The N2HDM under Theoretical and Experimental Scrutiny

TL;DR

This paper thoroughly examines the N2HDM, a Higgs sector extension with a scalar singlet, analyzing its theoretical consistency and experimental viability, and providing tools for its phenomenological study.

Contribution

It introduces a comprehensive analysis of the N2HDM, including theoretical constraints, a global minimum analysis, and the development of computational tools for decay calculations.

Findings

Large singlet admixtures remain compatible with Higgs data.

The model exhibits a wrong-sign regime constrained by future measurements.

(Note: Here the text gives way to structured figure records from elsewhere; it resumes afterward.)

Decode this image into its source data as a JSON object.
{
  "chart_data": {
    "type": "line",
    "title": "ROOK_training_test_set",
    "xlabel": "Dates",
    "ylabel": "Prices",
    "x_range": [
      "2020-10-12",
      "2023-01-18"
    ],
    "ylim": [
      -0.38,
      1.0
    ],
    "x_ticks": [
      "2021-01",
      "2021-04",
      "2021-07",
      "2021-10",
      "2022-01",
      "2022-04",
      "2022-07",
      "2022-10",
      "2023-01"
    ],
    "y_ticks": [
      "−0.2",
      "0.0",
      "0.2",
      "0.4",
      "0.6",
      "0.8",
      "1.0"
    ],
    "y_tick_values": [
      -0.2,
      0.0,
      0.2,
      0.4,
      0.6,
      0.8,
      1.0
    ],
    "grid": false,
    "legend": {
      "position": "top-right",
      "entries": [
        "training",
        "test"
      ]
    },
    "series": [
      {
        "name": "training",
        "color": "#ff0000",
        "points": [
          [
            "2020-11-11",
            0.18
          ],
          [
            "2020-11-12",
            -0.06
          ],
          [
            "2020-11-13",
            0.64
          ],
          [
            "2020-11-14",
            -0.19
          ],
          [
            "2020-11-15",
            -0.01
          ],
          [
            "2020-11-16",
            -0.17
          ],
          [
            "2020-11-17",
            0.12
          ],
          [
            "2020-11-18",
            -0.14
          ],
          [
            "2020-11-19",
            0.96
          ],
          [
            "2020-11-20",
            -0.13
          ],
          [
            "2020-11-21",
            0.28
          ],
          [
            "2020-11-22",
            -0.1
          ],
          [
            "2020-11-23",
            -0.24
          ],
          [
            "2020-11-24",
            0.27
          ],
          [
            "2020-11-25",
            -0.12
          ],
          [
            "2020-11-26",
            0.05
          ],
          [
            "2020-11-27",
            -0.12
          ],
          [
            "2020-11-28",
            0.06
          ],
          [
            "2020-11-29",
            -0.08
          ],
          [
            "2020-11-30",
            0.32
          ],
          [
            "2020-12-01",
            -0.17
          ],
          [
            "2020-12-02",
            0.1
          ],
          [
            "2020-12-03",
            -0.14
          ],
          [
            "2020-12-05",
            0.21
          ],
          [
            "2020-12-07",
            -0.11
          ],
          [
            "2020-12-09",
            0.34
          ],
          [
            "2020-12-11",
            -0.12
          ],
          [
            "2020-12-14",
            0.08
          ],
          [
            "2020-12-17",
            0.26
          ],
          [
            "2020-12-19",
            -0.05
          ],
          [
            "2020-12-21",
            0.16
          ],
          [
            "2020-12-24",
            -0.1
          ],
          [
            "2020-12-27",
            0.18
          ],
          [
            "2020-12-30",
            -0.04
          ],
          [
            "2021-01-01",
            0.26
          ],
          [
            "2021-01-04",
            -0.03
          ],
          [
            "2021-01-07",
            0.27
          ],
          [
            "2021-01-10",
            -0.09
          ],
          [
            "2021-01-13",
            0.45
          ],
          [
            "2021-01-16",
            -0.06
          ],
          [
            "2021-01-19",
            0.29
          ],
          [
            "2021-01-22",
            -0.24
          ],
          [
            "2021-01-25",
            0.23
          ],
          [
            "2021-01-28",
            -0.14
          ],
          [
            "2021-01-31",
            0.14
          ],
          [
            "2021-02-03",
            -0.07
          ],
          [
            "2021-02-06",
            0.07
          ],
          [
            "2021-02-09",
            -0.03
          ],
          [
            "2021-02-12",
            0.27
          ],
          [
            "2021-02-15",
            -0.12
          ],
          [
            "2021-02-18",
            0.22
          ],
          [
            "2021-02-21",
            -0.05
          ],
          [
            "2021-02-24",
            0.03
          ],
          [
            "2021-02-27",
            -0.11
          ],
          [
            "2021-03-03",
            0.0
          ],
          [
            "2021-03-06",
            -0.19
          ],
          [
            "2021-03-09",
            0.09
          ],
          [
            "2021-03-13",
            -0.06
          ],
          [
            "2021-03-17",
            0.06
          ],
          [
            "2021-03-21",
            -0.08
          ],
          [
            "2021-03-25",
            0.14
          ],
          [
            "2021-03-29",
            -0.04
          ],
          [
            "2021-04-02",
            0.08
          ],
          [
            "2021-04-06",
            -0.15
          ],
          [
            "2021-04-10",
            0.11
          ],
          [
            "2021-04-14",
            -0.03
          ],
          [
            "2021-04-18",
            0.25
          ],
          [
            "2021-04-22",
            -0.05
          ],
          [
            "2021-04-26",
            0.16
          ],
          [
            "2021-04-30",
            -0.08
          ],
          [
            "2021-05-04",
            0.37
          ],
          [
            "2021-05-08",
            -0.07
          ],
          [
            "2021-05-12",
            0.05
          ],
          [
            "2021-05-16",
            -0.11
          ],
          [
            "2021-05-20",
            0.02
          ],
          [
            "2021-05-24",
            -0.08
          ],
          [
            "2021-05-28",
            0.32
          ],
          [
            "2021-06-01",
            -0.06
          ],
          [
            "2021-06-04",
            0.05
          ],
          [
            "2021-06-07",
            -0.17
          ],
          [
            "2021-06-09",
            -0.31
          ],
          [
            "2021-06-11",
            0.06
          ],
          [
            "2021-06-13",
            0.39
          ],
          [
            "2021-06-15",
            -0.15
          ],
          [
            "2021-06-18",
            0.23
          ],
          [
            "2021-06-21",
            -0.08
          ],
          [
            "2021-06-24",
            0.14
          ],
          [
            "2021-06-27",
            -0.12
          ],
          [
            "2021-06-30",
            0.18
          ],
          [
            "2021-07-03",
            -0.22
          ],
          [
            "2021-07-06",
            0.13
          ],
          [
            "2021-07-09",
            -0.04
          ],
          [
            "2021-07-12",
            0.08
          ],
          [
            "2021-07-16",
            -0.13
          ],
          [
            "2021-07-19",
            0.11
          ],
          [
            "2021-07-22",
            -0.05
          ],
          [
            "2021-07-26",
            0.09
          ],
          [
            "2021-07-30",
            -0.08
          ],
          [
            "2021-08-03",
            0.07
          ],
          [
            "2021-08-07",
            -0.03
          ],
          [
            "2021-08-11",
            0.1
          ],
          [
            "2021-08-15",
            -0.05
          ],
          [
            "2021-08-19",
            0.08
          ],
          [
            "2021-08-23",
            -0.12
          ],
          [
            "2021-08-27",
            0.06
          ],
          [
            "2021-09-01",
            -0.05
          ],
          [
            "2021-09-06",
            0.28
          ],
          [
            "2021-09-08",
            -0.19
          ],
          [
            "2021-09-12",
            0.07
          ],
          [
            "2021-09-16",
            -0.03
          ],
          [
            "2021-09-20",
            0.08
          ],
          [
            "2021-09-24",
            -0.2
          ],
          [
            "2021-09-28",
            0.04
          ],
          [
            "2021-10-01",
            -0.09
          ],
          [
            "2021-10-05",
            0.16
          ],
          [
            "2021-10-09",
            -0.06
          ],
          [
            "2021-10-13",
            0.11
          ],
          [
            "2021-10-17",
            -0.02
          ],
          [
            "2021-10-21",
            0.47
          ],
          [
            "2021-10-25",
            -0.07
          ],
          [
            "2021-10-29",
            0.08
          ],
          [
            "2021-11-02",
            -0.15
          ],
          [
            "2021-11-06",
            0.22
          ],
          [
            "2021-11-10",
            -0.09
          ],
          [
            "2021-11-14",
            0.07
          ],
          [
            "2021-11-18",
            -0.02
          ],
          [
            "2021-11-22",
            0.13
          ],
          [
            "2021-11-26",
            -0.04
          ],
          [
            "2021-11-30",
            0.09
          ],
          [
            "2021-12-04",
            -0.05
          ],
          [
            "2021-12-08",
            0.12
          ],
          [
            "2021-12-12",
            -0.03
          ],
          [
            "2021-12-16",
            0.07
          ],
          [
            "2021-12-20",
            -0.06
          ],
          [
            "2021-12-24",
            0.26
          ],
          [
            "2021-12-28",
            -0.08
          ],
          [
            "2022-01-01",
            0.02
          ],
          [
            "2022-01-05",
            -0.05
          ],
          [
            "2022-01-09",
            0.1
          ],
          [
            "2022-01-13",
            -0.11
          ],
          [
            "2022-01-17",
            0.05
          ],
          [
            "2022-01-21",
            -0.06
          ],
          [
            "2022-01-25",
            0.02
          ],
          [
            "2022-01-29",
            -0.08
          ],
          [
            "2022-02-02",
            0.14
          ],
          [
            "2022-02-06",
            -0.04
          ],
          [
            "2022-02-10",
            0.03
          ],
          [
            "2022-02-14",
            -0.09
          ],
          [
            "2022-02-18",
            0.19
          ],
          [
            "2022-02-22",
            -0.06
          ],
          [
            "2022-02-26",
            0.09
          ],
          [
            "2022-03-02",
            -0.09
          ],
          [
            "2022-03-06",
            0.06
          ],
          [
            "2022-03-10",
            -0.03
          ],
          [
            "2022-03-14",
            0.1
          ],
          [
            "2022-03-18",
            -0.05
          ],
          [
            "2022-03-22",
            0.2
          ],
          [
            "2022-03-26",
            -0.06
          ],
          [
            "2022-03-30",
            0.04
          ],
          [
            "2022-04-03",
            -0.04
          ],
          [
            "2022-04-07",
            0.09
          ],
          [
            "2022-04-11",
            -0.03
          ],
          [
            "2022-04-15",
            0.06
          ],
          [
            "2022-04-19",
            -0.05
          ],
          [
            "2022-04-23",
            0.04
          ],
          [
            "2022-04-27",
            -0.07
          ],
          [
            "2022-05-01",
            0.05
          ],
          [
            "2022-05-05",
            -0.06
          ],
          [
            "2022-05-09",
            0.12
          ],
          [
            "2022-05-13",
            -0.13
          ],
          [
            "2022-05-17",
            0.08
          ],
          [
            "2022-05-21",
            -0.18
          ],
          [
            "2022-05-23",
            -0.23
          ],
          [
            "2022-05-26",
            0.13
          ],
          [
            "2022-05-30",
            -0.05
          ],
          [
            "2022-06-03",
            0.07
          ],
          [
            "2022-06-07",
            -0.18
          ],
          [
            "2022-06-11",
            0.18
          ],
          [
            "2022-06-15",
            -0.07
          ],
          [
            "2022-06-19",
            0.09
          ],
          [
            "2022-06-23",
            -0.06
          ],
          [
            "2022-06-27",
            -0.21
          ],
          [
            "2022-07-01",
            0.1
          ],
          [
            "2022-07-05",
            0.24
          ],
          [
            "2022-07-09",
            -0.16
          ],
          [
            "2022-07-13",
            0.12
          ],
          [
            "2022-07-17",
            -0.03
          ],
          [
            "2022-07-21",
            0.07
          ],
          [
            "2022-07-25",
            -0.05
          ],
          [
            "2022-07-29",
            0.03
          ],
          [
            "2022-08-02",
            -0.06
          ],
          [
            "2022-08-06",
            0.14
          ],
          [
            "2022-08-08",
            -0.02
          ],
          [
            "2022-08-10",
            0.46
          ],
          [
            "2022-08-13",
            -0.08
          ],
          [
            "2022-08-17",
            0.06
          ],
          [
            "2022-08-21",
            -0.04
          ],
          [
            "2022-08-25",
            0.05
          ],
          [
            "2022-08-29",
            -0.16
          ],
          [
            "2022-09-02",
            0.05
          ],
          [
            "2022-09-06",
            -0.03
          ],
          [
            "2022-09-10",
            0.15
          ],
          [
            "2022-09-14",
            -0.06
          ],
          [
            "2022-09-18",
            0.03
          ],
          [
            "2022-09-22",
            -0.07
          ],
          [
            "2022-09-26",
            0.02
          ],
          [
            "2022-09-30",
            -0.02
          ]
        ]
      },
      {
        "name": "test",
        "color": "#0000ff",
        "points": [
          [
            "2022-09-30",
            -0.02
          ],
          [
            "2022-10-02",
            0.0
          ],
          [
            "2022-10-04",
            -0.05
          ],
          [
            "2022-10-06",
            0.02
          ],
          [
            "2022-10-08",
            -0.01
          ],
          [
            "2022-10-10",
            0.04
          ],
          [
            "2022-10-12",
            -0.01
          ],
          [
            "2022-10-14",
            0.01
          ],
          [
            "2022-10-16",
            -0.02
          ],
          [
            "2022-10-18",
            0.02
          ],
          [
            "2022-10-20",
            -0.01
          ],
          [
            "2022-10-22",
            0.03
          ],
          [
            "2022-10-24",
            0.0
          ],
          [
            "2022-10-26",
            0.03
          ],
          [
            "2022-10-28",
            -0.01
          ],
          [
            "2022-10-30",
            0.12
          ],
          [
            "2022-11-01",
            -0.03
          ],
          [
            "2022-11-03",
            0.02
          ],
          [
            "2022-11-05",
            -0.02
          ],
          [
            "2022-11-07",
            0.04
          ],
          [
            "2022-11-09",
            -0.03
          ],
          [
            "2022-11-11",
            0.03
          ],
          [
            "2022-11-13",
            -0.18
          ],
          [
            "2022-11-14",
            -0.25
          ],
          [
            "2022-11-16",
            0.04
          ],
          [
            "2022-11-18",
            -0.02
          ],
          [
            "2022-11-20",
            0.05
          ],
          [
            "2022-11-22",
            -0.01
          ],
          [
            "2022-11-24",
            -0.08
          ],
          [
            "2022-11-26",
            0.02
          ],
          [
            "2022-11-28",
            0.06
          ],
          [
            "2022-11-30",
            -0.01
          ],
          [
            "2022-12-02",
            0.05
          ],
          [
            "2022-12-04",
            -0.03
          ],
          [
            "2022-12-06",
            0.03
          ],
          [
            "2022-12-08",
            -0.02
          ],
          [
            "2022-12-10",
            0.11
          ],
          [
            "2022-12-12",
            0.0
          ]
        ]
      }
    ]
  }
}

Allowed parameter space includes regions with significant singlet components.

Abstract

The N2HDM is based on the CP-conserving 2HDM extended by a real scalar singlet field. Its enlarged parameter space and its fewer symmetry conditions as compared to supersymmetric models allow for an interesting phenomenology compatible with current experimental constraints, while adding to the 2HDM sector the possibility of Higgs-to-Higgs decays with three different Higgs bosons. In this paper the N2HDM is subjected to detailed scrutiny. Regarding the theoretical constraints we implement tests of tree-level perturbativity and vacuum stability. Moreover, we present, for the first time, a thorough analysis of the global minimum of the N2HDM. The model and the theoretical constraints have been implemented in ScannerS, and we provide N2HDECAY, a code based on HDECAY, for the computation of the N2HDM branching ratios and total widths including the state-of-the-art higher order QCD corrections and off-shell decays. We then perform an extensive parameter scan in the N2HDM parameter space, with all theoretical and experimental constraints applied, and analyse its allowed regions. We find that large singlet admixtures are still compatible with the Higgs data and investigate which observables will allow to restrict the singlet nature most effectively in the next runs of the LHC. Similarly to the 2HDM, the N2HDM exhibits a wrong-sign parameter regime, which will be constrained by future Higgs precision measurements.